Катя покачала головой.
— Не поеду.
— Тебе может грозить опасность.
— Поздняк метаться.
— Собирайся, и…
— Нет, — перебила Катя. — Тетка скоро приедет. А вам — хорошей дороги.
— Постой. — Антон сунул ногу в уменьшающуюся щель, придержал дверь. — Запоминай, — он продиктовал адрес.
— Ну, запомнила, — безразлично сказала Катя.
— Если что — давай к нам.
Катя улыбнулась грустно, и щель сомкнулась.
«Она не верит, — подумал Антон, — не верит, что есть шансы спастись».
19
Дачный поселок напоминал город-призрак. Нигде не горели окна, не звучали человеческие голоса. Марина держала за руку дочь и изучала соседние здания, запертые, пустые. Сотни вопросов будоражили душу. Как связаны естественная смерть Матвея и предполагаемый суицид Сани Чижика? Что сказать дочери, потерявшей за неделю двух приятелей? Почему Рюмины не дома, почему приехали к Антону? Кто-то преследует ребят?
Женщина из зеркала?
Марина вспомнила пиликающую рацию, щелканье ножей и мелодию, ввинчивающуюся сверлом в мозг.
Вспомнила еще кое-что: случай, о котором не рассказывала никому.
* * *Марине было двенадцать, как Ане сейчас. Каждый год она ездила к бабушке в деревню, в Псковскую область. Вольготная река, грибной лес, цветочные поляны — чудесное время. И был в деревне дом — заброшенная развалюха на отшибе. Выбитые стекла, отвоеванный бурьяном и пыреем двор.
Соседка, Лера, сказала, что в доме жил маньяк. Он похитил ребенка — давно, родители того мальчика умерли уже, а ровесники состарились. Милиция явилась к отшельнику, заподозрив неладное. Труп обнаружили в подвале. Частично съеденный. Людоед не отпирался. Его судили и приговорили к расстрелу, но ходили слухи, что призрак убийцы до сих пор обитает в доме.
«Давай проверим», — предложила бойкая Лера.
Долгий летний день никак не заканчивался. Девочки пролезли под забором, продрались через бурьян. Было еще светло, а значит, нестрашно, однако, как ни уговаривала себя Марина, страх прилип репейником.

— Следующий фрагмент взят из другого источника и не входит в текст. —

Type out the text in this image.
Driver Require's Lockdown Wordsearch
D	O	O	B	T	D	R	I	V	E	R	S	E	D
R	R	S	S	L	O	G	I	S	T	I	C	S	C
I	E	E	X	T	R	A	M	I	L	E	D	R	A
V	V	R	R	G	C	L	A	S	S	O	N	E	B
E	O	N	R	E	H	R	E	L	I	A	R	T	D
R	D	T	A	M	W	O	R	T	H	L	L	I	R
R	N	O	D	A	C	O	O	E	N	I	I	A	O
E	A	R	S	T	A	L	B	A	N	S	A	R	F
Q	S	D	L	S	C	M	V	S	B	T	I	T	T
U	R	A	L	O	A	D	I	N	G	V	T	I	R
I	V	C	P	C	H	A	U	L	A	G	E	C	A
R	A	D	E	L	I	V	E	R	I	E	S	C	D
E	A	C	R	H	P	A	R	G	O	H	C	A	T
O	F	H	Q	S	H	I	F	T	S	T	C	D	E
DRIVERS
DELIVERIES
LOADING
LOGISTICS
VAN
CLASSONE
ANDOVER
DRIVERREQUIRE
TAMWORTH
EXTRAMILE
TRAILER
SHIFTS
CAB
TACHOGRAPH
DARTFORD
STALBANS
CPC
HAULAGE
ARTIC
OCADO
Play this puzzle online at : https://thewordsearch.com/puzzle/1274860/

Они прокрались вдоль облупившейся стены и заглянули в окна, зубастые от торчащих из рам осколков стекла. В комнате не было мебели. Вообще ничего не было — только мелкий мусор, тряпье, шевелящиеся на полу комья газет. Паутина серебрилась в углах, потолок вздулся пузырями, как обваренная кипятком кожа.
Скучный старый дом…
Непоседливая Лера уже придумывала следующие приключения: айда к водонапорной башне, там русалку видели.

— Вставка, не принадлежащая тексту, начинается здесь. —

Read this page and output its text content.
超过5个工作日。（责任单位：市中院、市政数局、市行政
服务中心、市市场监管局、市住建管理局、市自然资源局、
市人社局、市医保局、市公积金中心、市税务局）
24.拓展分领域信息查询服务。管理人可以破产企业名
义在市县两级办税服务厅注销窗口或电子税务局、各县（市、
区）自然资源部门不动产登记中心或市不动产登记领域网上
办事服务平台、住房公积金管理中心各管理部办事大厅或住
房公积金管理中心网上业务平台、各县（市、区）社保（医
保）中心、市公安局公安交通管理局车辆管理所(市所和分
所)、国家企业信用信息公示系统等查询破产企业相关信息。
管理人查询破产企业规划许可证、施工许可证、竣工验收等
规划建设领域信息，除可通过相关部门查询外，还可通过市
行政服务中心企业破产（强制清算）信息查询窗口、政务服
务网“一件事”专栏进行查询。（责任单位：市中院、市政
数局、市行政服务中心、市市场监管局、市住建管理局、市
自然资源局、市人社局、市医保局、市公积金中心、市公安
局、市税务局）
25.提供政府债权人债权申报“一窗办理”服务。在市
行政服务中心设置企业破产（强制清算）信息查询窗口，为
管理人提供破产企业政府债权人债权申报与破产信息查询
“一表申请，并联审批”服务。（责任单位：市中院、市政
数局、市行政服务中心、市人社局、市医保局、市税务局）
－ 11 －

Марина окинула окно прощальным взором.
В углу, замаскированный тьмой, вырисовывался нечеткий силуэт.
Марина протерла глаза. Просто тень. Тень от…
Мужчина выплыл из-за подоконника, как пловец из озера. Он был черным. Не как негр, а как человек, купавшийся в мазуте. На черной морде сверкали белые глаза, заточенные белые зубы блеснули в пасти. Мужчина протянул руки: чтобы схватить Марину, втащить в свое логово и съесть живьем.
— Ну, ты идешь? — окрикнула Лера.
Марина смотрела сквозь осколки на мусор, паутину и ползущих по стенам мокриц.
Людоед ушел в дальние комнаты… из дома доносился низкий гул. Так урчит голодный желудок.
— Иду, — сказала Марина.
Дома она спросила у бабушки о людоеде. Не стала рассказывать про черную фигуру в окне, а просто спросила, кем был детоубийца. Бабушка рассмеялась.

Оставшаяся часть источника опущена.